Their ultimate solution was a two-story addition that includes an open kitchen, a living room, a family room and a mudroom on the first floor. On the second floor: a laundry room, a girl’s bedroom and a master suite.
To achieve a sophisticated and inviting aesthetic, the couple turned to interior designer Larina Kase. “Her style is beautiful and casual at the same time, which is why we chose her,” Einhorn says. “We also have two dogs, so she knew just what kind of furniture and fabrics would wear well.”
In designing the interior, Kase evaluated what features to retain and what to change, in addition to color schemes, furnishings and placement. “We wanted to be respectful to the original aesthetic of the house,” Kase says.
With its stone fireplace and charming built-in cabinetry, the formal living room required nothing more than fresh paint and updated furniture, including a pair of club chairs with hidden swivel bases. “They wanted pieces that you can just sink into and be comfortable,” Kase says.
Original hardwood flooring in the living room and formal dining room was carried into the new family room, dining area and kitchen, as well as the second floor. “We chose a rich, warm middle-tone walnut for the stain—a traditional look that’s also great for people who have dogs,” says Kase.
A strategic design in the kitchen ensured that pots, pans and utensils are within reach of the cooktop. A prep sink with a hot tap sits in the island, stationed behind the stove.
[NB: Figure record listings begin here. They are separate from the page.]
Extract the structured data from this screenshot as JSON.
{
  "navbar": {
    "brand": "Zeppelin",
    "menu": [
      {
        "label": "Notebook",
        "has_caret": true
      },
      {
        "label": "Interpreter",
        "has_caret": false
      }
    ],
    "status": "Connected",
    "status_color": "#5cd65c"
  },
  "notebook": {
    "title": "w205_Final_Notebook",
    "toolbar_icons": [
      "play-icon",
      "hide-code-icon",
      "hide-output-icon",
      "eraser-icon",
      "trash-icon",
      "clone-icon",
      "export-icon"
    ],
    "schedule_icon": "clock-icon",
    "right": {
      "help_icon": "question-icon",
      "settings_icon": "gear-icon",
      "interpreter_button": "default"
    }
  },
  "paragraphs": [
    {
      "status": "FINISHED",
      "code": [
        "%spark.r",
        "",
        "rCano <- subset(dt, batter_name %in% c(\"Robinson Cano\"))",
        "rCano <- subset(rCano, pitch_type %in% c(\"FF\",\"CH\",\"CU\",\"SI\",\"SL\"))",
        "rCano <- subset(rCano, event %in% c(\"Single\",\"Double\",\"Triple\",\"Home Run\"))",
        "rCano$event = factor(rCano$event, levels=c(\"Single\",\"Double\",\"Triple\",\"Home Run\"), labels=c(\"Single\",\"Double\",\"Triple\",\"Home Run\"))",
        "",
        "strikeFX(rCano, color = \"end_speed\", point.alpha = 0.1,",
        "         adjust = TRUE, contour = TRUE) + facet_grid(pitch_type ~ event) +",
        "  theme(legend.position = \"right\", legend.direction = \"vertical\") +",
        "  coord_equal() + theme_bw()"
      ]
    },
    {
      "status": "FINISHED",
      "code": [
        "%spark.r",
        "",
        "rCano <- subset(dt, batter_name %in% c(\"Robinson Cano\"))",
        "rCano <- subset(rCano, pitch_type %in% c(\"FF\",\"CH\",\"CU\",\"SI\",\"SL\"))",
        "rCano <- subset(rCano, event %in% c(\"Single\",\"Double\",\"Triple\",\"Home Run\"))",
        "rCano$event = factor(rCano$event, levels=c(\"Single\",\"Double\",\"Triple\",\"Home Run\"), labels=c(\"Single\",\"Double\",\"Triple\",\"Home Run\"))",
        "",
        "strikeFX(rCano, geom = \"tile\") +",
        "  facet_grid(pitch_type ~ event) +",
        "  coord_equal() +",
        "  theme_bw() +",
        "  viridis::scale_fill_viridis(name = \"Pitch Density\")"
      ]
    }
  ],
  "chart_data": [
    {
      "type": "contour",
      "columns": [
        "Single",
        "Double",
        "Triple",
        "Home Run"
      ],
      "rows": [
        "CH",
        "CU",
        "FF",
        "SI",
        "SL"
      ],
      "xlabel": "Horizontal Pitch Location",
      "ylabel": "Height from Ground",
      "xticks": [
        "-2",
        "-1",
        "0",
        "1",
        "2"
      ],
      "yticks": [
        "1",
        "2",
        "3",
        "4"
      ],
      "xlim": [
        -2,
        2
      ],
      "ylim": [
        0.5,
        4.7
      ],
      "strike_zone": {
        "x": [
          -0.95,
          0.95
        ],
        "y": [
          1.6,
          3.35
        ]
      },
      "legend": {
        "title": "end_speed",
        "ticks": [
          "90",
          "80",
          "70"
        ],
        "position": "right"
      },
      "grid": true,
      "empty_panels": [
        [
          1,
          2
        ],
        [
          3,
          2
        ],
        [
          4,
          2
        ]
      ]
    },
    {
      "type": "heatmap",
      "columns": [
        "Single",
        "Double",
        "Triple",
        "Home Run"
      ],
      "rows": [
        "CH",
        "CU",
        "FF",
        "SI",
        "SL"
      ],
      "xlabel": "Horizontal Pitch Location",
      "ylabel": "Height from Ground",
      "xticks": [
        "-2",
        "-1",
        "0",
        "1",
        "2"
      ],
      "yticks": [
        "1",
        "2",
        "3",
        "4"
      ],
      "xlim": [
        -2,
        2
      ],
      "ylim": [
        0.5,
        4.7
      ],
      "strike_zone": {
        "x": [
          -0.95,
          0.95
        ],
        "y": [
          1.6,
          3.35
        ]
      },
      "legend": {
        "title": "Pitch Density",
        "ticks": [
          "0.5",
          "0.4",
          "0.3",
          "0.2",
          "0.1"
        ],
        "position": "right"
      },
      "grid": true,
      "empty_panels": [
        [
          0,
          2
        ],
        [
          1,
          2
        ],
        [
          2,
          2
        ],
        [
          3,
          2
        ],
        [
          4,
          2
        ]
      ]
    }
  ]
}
Kase’s design is as pretty as it is pragmatic. The backsplash has a contemporary floral mosaic made of pure white Thassos marble inlaid in concrete and framed with ceramic tile. The matte finish on quartz countertops is reminiscent of soapstone. Simple pole-style hardware on white raised-panel cabinets mimics the handles on the industrial-style fridge.
Three large pendants suspended above the island are finished in a copper composite that will patina over the years. The apron-front sink is similarly fabricated from lightly hammered copper.
The table in the dining area is crafted from two large planks of wood on either side of a slab of glass, making it ideal for entertaining. Surrounding it are 10 upholstered chairs that encourage lingering over meals.
Sets of French doors usher in natural light. Overhead, rustic wood beams create a connection with the stone fireplace in the living room.
A sectional sofa in the family room is elegant yet durable, upholstered in performance fabrics that stand up to kids and pets. The ottoman, which provides extra seating in a pinch, is covered in durable leather. “We wanted timeless, unique and comfortable,” Einhorn says.
Upstairs, the master suite is a sanctuary. A sitting room adjoins the bedroom and large closets allow the couple to keep the space serene and uncluttered.
“The bathroom is the size of a New York City apartment,” Kase says.
Dual sinks are inset into dark wood cabinetry, and wall sconces illuminate the mirrors. A walk-in shower is sheathed in shimmering blue glass tiles, while a soaking tub is stationed nearby under a brass and glass starburst chandelier.
On both floors, thoughtful use of space helps to keep an active family organized. In the mudroom, wooden lockers with drawers beneath keep coats and boots out of sight. “Putting the laundry upstairs was a total game changer,” Einhorn says.
With all of the changes, it’s like living in a new home—without the move. “This house is perfect for us, more than any other home we would have found,” she says. “[There’s nothing] we would’ve done differently,” says Kase.